Need help understanding HA controllers

I’m currently doing some destructive stress testing in the lab before I push a design to a client.
I’ve bootstrapped 3 HA controllers in an Openstack cloud and I’m testing failures at the cloud layer.

In one test we killed the power to 2 compute nodes which in turn tears down 2 of the 3 Juju controllers.
Now according to the Juju docs (and general laws of computer clustering) the remaining controller should become master and there should be little to no service interruption, however what we’re seeing is that the remaining controllers API completely dies and in /var/log/juju/machine-n.log we see:

2020-03-10 05:19:11 ERROR juju.worker.dependency engine.go:671 "state" manifold worker returned unexpected error: no reachable servers
2020-03-10 05:19:54 ERROR juju.worker.dependency engine.go:671 "api-caller" manifold worker returned unexpected error: [5485ee] "machine-2" cannot open api: unable to connect to API: dial tcp connect: connection refused

What are the rules around a valid and available ‘cluster’ in the Juju context?
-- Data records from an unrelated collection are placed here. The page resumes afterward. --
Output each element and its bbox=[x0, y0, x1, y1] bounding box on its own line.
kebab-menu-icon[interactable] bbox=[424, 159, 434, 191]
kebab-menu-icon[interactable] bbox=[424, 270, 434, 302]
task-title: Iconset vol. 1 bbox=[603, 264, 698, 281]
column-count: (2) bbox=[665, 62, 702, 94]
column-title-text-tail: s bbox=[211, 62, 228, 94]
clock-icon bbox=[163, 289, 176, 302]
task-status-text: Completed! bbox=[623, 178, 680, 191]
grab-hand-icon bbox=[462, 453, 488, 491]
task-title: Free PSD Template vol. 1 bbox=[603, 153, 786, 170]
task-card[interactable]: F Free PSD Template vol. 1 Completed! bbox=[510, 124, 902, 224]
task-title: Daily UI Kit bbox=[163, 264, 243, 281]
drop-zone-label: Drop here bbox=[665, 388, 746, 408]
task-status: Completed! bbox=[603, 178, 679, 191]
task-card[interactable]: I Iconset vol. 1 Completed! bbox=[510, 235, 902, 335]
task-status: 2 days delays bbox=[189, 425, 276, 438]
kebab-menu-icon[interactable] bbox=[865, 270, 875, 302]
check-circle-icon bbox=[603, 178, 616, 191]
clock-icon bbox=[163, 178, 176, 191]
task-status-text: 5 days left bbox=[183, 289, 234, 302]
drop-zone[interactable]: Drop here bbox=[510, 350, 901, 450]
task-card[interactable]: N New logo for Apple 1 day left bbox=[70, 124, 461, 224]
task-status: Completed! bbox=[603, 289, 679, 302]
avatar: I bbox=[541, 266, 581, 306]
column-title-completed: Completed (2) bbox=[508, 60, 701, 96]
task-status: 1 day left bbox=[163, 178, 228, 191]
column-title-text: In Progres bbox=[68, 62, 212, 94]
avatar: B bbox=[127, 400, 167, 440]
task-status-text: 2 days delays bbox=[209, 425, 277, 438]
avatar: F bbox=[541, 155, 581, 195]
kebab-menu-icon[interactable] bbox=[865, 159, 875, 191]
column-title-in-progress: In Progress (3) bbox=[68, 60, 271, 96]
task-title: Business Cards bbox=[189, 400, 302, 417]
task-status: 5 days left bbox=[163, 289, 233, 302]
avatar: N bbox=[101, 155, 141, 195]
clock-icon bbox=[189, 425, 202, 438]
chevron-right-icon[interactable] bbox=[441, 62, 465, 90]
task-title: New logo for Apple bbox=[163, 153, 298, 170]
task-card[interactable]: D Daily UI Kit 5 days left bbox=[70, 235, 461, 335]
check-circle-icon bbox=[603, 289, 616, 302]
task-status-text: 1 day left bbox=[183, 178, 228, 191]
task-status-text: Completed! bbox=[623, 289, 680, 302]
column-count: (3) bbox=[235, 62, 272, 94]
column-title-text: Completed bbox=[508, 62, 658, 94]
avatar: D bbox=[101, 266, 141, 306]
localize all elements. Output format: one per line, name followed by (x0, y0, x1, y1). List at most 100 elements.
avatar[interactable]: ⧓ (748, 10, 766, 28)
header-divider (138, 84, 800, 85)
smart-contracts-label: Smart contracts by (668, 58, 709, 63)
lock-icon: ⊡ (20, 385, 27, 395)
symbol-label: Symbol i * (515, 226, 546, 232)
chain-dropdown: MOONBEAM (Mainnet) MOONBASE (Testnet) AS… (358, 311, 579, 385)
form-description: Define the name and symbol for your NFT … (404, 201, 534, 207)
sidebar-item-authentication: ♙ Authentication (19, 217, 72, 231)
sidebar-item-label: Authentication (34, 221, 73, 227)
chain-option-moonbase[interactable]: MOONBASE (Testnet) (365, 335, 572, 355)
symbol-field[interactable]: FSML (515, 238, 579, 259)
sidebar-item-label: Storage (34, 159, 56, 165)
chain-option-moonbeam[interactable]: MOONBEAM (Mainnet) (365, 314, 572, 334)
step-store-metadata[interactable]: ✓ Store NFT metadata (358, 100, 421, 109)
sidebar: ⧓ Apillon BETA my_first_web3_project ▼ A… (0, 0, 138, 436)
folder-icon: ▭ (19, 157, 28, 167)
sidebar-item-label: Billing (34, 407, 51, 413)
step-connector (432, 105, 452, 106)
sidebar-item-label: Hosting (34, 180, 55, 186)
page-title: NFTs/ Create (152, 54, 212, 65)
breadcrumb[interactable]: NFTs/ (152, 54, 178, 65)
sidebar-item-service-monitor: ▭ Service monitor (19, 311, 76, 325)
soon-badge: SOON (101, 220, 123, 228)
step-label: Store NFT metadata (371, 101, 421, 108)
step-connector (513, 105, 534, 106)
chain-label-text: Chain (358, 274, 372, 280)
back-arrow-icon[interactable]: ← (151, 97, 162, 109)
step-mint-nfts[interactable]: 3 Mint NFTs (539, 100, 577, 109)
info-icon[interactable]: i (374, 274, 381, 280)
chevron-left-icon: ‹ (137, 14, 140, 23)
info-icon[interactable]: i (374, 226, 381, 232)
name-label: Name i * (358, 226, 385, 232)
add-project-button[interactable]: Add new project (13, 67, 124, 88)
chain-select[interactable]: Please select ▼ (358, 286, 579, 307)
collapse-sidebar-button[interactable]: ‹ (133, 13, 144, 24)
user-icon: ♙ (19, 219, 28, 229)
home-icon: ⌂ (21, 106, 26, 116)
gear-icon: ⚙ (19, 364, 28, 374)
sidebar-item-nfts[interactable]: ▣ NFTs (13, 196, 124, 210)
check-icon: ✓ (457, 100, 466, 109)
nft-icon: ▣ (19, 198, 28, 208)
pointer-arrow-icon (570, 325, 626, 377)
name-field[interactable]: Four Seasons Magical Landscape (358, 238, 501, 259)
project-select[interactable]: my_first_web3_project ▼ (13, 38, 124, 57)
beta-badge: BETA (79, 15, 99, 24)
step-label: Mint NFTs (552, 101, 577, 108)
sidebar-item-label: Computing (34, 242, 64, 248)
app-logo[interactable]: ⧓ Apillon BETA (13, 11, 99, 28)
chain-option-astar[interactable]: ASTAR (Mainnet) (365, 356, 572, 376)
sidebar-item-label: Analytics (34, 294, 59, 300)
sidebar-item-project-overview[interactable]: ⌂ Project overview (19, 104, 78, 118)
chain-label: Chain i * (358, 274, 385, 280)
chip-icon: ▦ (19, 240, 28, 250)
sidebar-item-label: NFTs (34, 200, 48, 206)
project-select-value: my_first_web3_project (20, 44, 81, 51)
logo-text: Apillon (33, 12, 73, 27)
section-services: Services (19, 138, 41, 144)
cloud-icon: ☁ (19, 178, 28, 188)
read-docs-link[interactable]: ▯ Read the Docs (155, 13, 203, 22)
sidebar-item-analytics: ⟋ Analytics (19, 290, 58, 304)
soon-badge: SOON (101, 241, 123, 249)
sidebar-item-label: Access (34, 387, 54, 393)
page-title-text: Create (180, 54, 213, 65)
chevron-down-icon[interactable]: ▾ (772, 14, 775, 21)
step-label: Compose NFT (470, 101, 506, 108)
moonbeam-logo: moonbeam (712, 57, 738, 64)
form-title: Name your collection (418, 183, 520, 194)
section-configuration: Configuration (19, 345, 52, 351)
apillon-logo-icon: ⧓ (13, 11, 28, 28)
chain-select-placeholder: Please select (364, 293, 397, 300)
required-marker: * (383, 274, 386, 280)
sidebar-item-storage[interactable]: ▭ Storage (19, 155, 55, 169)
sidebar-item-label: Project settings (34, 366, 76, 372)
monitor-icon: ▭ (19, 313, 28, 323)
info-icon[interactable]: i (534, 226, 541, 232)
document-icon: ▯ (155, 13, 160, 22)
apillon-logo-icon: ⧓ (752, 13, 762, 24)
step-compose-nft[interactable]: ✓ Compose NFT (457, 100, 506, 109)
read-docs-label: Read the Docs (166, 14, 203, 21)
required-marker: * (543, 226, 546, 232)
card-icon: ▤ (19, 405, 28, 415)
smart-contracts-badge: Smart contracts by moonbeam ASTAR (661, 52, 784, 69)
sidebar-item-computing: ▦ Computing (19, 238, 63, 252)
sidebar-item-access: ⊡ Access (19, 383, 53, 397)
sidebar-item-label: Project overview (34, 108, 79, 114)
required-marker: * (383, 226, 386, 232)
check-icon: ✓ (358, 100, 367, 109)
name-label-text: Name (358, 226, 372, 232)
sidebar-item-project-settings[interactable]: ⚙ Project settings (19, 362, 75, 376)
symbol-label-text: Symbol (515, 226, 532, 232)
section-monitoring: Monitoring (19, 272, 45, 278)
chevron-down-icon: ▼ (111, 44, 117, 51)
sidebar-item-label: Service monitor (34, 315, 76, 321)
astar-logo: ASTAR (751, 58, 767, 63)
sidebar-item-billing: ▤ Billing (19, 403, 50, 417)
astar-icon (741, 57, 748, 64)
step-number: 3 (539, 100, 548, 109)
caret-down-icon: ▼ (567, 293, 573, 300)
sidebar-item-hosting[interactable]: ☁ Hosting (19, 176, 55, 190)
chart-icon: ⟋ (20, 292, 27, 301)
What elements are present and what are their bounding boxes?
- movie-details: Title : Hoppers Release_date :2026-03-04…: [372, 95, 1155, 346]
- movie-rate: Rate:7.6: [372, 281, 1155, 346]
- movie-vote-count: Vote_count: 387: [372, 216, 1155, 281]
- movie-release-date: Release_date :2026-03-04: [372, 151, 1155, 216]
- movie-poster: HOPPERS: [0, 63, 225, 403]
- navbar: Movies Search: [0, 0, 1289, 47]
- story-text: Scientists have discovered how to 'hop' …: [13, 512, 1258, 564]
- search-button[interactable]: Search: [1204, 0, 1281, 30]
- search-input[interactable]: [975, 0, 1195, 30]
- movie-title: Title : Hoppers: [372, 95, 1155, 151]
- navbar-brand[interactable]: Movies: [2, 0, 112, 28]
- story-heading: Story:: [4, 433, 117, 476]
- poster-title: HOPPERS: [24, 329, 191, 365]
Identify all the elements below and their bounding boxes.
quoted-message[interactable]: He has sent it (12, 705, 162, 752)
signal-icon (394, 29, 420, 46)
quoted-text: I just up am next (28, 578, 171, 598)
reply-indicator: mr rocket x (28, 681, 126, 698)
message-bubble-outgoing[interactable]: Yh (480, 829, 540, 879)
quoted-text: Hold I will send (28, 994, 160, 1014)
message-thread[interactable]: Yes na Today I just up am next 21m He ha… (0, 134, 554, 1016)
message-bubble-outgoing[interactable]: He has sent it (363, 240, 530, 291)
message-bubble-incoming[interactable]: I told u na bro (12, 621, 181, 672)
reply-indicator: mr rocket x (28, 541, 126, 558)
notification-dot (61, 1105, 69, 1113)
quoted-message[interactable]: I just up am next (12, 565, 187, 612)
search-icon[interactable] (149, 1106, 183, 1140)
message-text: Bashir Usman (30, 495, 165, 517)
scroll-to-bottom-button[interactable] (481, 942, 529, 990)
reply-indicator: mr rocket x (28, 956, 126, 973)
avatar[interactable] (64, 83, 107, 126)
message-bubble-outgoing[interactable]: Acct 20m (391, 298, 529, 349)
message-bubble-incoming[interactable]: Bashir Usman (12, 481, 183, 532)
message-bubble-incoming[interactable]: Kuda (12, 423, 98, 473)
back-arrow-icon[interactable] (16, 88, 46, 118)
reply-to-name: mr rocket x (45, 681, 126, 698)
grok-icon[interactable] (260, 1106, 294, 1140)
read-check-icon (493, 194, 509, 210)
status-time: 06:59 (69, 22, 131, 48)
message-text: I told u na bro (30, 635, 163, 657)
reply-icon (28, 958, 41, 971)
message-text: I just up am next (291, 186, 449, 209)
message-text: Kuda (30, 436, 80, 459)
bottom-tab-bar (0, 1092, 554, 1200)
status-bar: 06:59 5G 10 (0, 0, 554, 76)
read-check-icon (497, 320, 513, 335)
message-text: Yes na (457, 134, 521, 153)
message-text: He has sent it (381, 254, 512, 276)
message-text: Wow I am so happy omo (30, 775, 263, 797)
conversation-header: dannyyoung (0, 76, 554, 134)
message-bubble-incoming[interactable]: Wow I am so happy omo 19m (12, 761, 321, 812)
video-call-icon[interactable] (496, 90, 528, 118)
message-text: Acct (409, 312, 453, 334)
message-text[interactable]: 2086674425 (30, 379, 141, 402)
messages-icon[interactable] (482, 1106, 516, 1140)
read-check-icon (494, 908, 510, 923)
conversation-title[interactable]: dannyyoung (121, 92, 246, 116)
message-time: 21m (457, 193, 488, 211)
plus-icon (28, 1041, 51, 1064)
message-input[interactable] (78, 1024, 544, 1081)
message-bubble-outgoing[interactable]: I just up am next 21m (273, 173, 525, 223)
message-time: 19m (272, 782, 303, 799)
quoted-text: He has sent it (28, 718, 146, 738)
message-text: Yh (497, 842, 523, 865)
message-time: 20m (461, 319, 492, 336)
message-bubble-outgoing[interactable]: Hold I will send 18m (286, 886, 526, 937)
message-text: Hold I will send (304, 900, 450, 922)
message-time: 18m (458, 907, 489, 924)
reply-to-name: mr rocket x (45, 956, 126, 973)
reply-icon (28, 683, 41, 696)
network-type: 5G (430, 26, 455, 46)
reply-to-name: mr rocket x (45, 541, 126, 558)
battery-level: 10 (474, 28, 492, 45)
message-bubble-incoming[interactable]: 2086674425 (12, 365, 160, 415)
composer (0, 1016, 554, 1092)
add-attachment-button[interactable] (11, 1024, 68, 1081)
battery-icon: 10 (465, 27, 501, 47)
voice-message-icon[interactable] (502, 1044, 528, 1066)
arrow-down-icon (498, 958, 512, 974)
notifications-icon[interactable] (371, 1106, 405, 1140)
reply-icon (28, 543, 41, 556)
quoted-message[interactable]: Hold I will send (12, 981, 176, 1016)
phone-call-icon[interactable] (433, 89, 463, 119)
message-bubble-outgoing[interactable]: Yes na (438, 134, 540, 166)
I don’t know how Juju’s clustering works, but in my experience, it is actually most common in modern clustering technology, which usually utilizes the Raft algorithm for consensus, that you have to have a majority of the clusters online to maintain availability. This means that with 3 servers in the cluster, you would be able to lose one server.

You might try that and see if it works.

Indeed, general HA theory says that you can’t tell the difference between a net split where you have machines actively running, but not able to talk to each other (but possibly able to talk to clients), and machines actually being down. So imagine someone accidentally rewrote the firewall to just firewall the controllers from each other. If we allowed a single node to vote itself Master, then all 3 would vote themselves Master, and let you do whatever you wanted. And once that firewall rule was removed, you have no way to resolve the differences from each.
So the general rule is that you always have to have a majority of nodes that can talk to each other, because there can’t be 2 non-overlapping sets that both have a majority. So with HA=3 you can lose 1 machine, with HA=5 you can lose 2 machines, and still have a valid master.

If you do run into a situation where you have 2 machines that are dead, we have manual ways of recovering (generally you have to directly edit the database to remove the peers).

If, on the other hand, you’re doing a controlled teardown, as of juju 2.6 or so, we do support juju remove-machine 1 wait for that to settle (HA actually goes down to 1 with a ‘hot spare’ that can’t actually become master), juju remove-machine 0 and then the master end up on the final node.

The reason we go to HA=1 if you have 2 nodes is because neither node can vote itself master anyway, so if you were in HA=2, then if either node went down, you would lose master entirely. With HA=1, if the primary goes down, the secondary won’t nominate itself (though you can do it manually), but if the secondary went down, the primary would continue to function.

In our experience, HA=5 isn’t worth the overhead (every write becomes slower because it has to be replicated to more nodes before it is approved). So our recommended configuration is always HA=3. It lets you lose a machine, without causing disruption, which also gives you some time to replace it.

1 Like

@zicklag @jameinel Thanks for the great explanations.
I guess it all comes down to the fact that there’s no shared quorum device between the cluster members. The numbers then do make sense.
I did verify that bringing a second controller back online brings the cluster back up.
A cluster of 5 is seriously high overhead and doubt is something I’d ever do, but knowing about the slow replication is good to know :metal:

1 Like